A drug that helped turn Novo Nordisk into Europe's most valuable company is about to lose its monopoly grip across much of the globe. Patent protections on semaglutide—sold as Ozempic for diabetes and Wegovy for weight loss—expire Saturday in several of the world's most populous countries, opening the door to generic versions in India almost immediately and in China, Canada, Brazil, Turkey, and South Africa in the months ahead. Together, those markets cover about 40% of humanity and hundreds of millions of people living with obesity or diabetes, reports the New York Times. "The availability of these drugs, which have been restricted to high-income countries to very wealthy people, will now be democratized by the generics," said one treatment-access advocate in New Delhi.
Dozens of manufacturers have been racing to get their products approved. In India alone, analysts say around 50 generics could enter the country's $60 billion pharmaceutical market within months, notes the BBC, and eventually be worth about $1 billion on their own annually. Analysts say increased competition could eventually push monthly prices down to around $15, far below current list prices that can run into the hundreds of dollars.

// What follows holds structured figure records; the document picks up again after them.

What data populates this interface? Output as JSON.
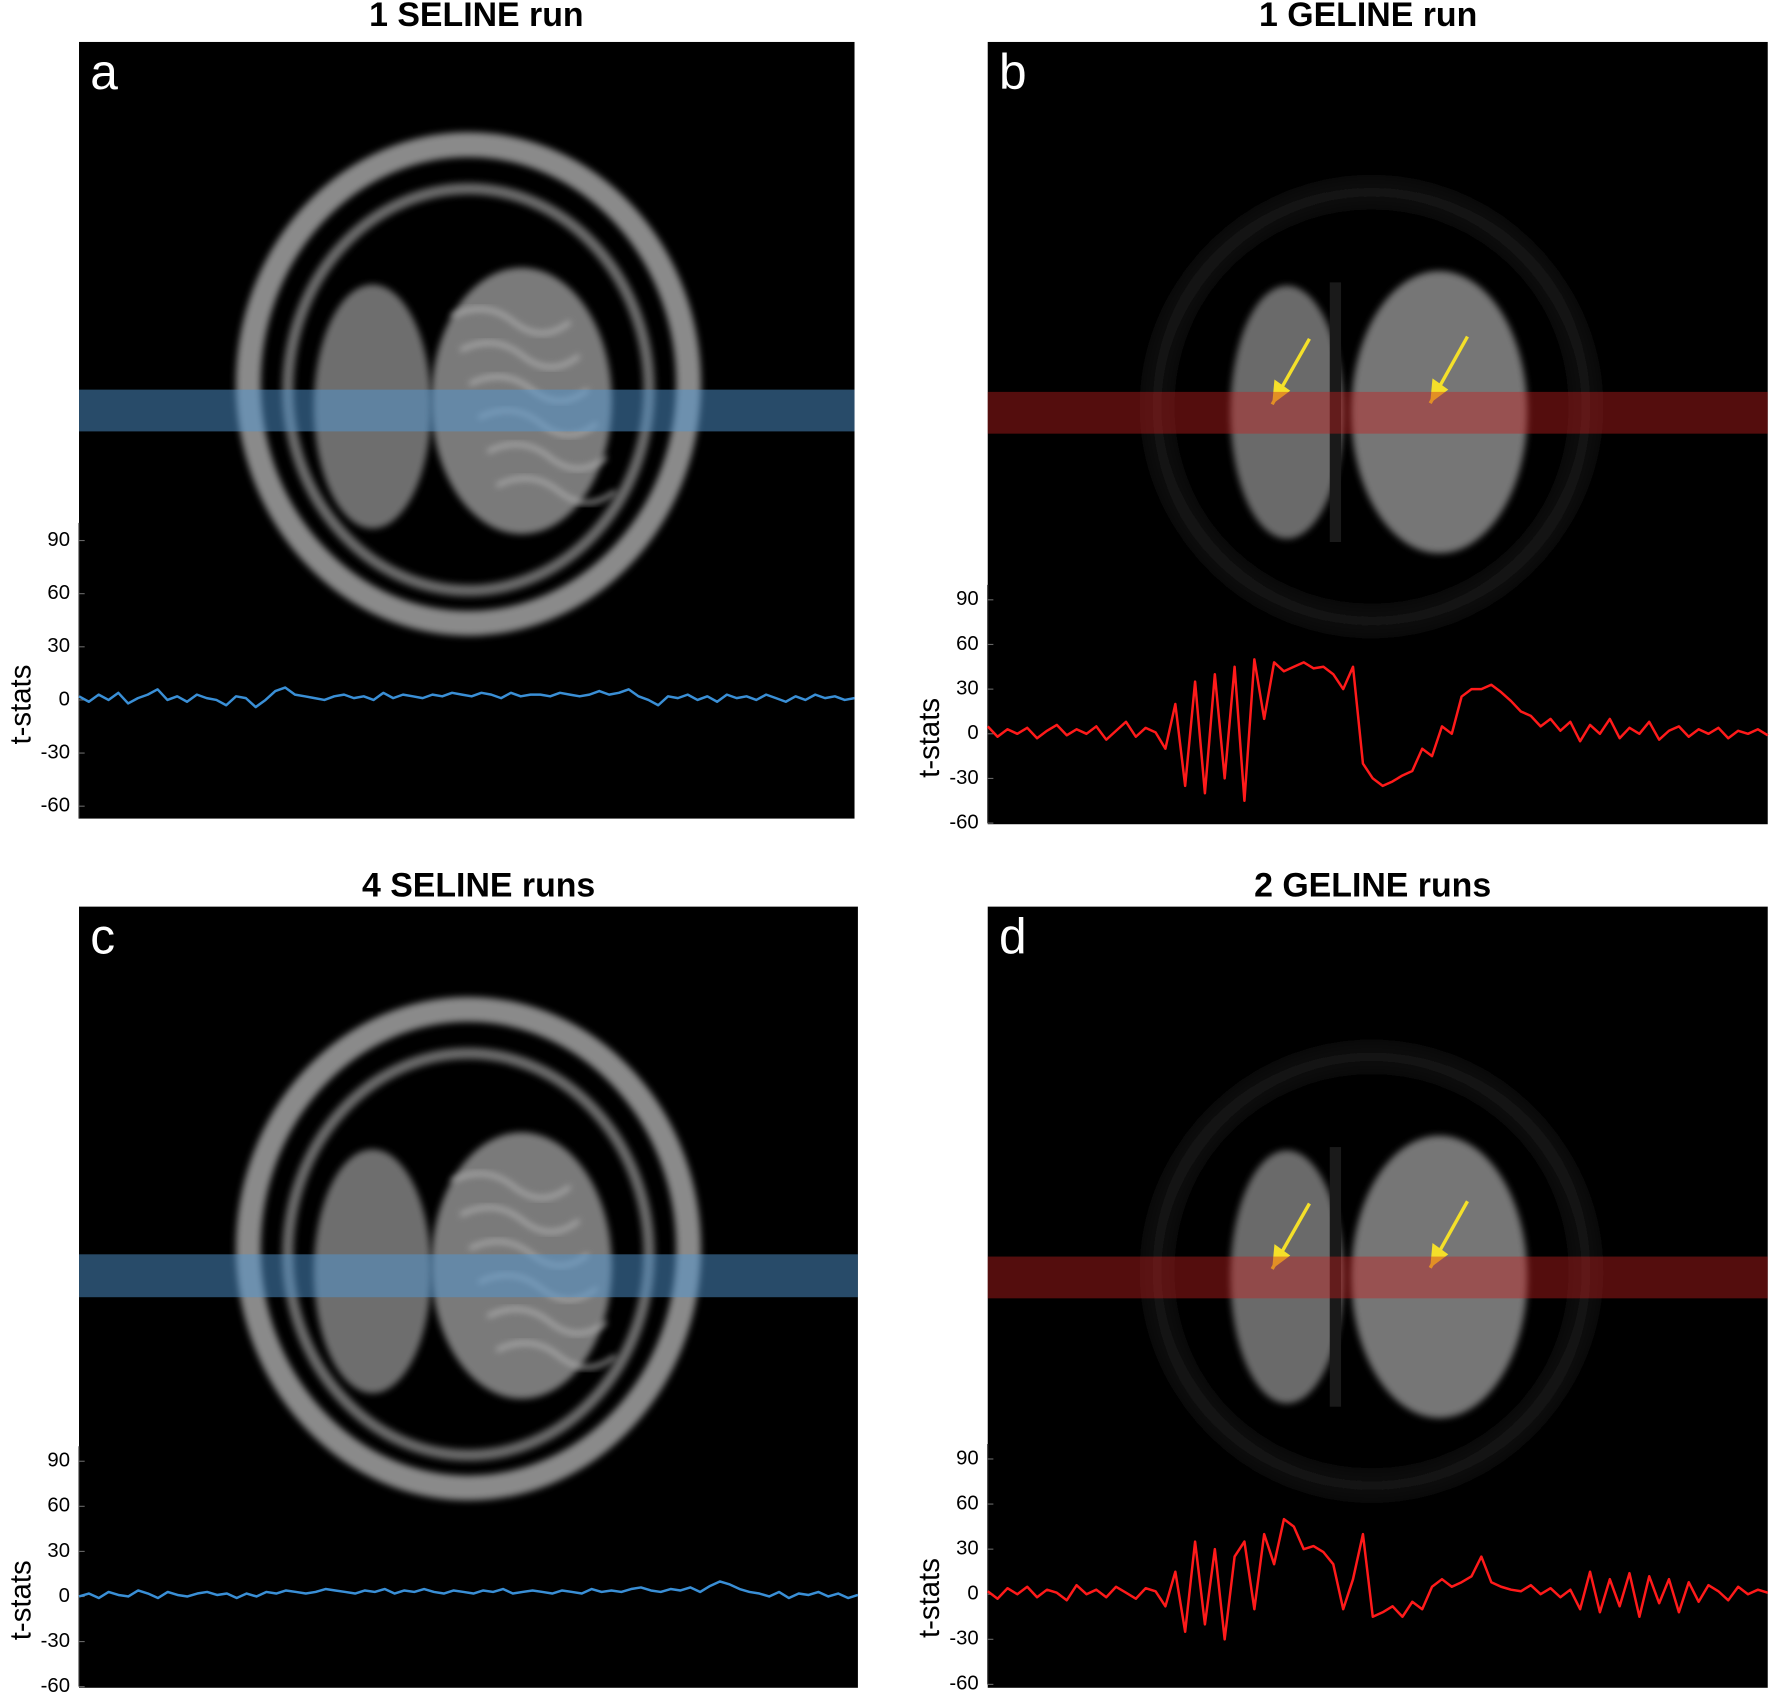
{
  "chart_data": [
    {
      "type": "line",
      "title": "1 SELINE run",
      "label": "a",
      "ylabel": "t-stats",
      "ylim": [
        -67,
        100
      ],
      "yticks": [
        90,
        60,
        30,
        0,
        -30,
        -60
      ],
      "series": [
        {
          "color": "#3a8fd6",
          "values": [
            2,
            -1,
            3,
            0,
            4,
            -2,
            1,
            3,
            6,
            0,
            2,
            -1,
            3,
            1,
            0,
            -3,
            2,
            1,
            -4,
            0,
            5,
            7,
            3,
            2,
            1,
            0,
            2,
            3,
            1,
            2,
            0,
            4,
            1,
            3,
            2,
            1,
            3,
            2,
            4,
            3,
            2,
            4,
            3,
            1,
            4,
            2,
            3,
            3,
            2,
            4,
            3,
            2,
            3,
            5,
            3,
            4,
            6,
            2,
            0,
            -3,
            2,
            1,
            3,
            0,
            2,
            -1,
            3,
            1,
            2,
            0,
            3,
            1,
            -1,
            2,
            0,
            3,
            1,
            2,
            0,
            1
          ]
        }
      ]
    },
    {
      "type": "line",
      "title": "1 GELINE run",
      "label": "b",
      "ylabel": "t-stats",
      "ylim": [
        -60,
        100
      ],
      "yticks": [
        90,
        60,
        30,
        0,
        -30,
        -60
      ],
      "series": [
        {
          "color": "#ff1a1a",
          "values": [
            5,
            -2,
            3,
            0,
            4,
            -3,
            2,
            6,
            -1,
            3,
            0,
            5,
            -4,
            2,
            8,
            -2,
            4,
            1,
            -10,
            20,
            -35,
            35,
            -40,
            40,
            -30,
            45,
            -45,
            50,
            10,
            48,
            42,
            45,
            48,
            44,
            45,
            40,
            30,
            45,
            -20,
            -30,
            -35,
            -32,
            -28,
            -25,
            -10,
            -15,
            5,
            0,
            25,
            30,
            30,
            33,
            28,
            22,
            15,
            12,
            5,
            10,
            2,
            8,
            -5,
            6,
            0,
            10,
            -3,
            4,
            0,
            8,
            -4,
            2,
            5,
            -2,
            3,
            0,
            4,
            -3,
            2,
            0,
            3,
            -1
          ]
        }
      ]
    },
    {
      "type": "line",
      "title": "4 SELINE runs",
      "label": "c",
      "ylabel": "t-stats",
      "ylim": [
        -60,
        100
      ],
      "yticks": [
        90,
        60,
        30,
        0,
        -30,
        -60
      ],
      "series": [
        {
          "color": "#3a8fd6",
          "values": [
            0,
            2,
            -1,
            3,
            1,
            0,
            4,
            2,
            -1,
            3,
            1,
            0,
            2,
            3,
            1,
            2,
            -1,
            2,
            0,
            3,
            2,
            4,
            3,
            2,
            3,
            5,
            4,
            3,
            2,
            4,
            3,
            5,
            2,
            4,
            3,
            5,
            3,
            2,
            4,
            3,
            2,
            4,
            3,
            5,
            2,
            3,
            4,
            3,
            2,
            4,
            3,
            2,
            5,
            3,
            4,
            3,
            5,
            6,
            4,
            3,
            5,
            4,
            6,
            3,
            7,
            10,
            8,
            5,
            3,
            2,
            0,
            3,
            -1,
            2,
            1,
            3,
            0,
            2,
            -1,
            1
          ]
        }
      ]
    },
    {
      "type": "line",
      "title": "2 GELINE runs",
      "label": "d",
      "ylabel": "t-stats",
      "ylim": [
        -60,
        100
      ],
      "yticks": [
        90,
        60,
        30,
        0,
        -30,
        -60
      ],
      "series": [
        {
          "color": "#ff1a1a",
          "values": [
            2,
            -3,
            4,
            0,
            5,
            -2,
            3,
            1,
            -4,
            6,
            0,
            3,
            -2,
            5,
            1,
            -3,
            4,
            2,
            -8,
            15,
            -25,
            35,
            -20,
            30,
            -30,
            25,
            35,
            -10,
            40,
            20,
            50,
            45,
            30,
            32,
            28,
            20,
            -10,
            10,
            40,
            -15,
            -12,
            -8,
            -15,
            -5,
            -10,
            5,
            10,
            5,
            8,
            12,
            25,
            8,
            5,
            3,
            2,
            6,
            0,
            4,
            -2,
            3,
            -10,
            15,
            -12,
            10,
            -8,
            14,
            -15,
            12,
            -6,
            10,
            -12,
            8,
            -5,
            6,
            2,
            -4,
            5,
            0,
            3,
            1
          ]
        }
      ]
    }
  ]
}
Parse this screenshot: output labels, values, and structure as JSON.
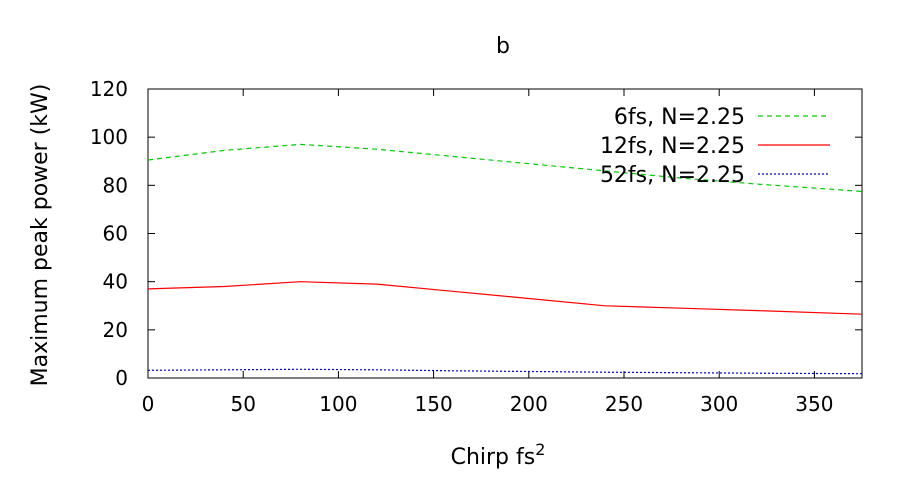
{
  "chart_data": {
    "type": "line",
    "title": "b",
    "xlabel": "Chirp fs",
    "xlabel_superscript": "2",
    "ylabel": "Maximum peak power (kW)",
    "xlim": [
      0,
      375
    ],
    "ylim": [
      0,
      120
    ],
    "xticks": [
      0,
      50,
      100,
      150,
      200,
      250,
      300,
      350
    ],
    "yticks": [
      0,
      20,
      40,
      60,
      80,
      100,
      120
    ],
    "grid": false,
    "legend_position": "top-right",
    "series": [
      {
        "name": "6fs, N=2.25",
        "color": "#00cc00",
        "dash": "dashed",
        "x": [
          0,
          40,
          80,
          120,
          160,
          200,
          240,
          280,
          320,
          375
        ],
        "y": [
          90.5,
          94.5,
          97,
          95,
          92,
          89,
          86,
          83,
          80.5,
          77.5
        ]
      },
      {
        "name": "12fs, N=2.25",
        "color": "#ff0000",
        "dash": "solid",
        "x": [
          0,
          40,
          80,
          120,
          160,
          200,
          240,
          280,
          320,
          375
        ],
        "y": [
          37,
          38,
          40,
          39,
          36,
          33,
          30,
          29,
          28,
          26.5
        ]
      },
      {
        "name": "52fs, N=2.25",
        "color": "#0000cc",
        "dash": "dotted",
        "x": [
          0,
          40,
          80,
          120,
          160,
          200,
          240,
          280,
          320,
          375
        ],
        "y": [
          3.2,
          3.4,
          3.6,
          3.4,
          3.0,
          2.7,
          2.4,
          2.2,
          2.0,
          1.8
        ]
      }
    ]
  }
}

Public health experts hope cheaper generics will finally make it feasible for national health systems in middle-income countries to cover the medicine more broadly, not only for diabetes but also for preventing heart attacks and strokes.
The shift is a blow to Novo Nordisk, already under pressure from Eli Lilly's rival drugs and from gray-market compounded versions in the US. The Danish company has cut prices in India and China, fought generics in court, and is considering positioning its original product as a premium brand where copycats appear. Americans and most Europeans, however, face a long wait: patent-term extensions and other protections in those regions mean true generics for Ozempic and Wegovy likely won't arrive until the early 2030s, a delay critics say will cost patients and taxpayers tens of billions of dollars.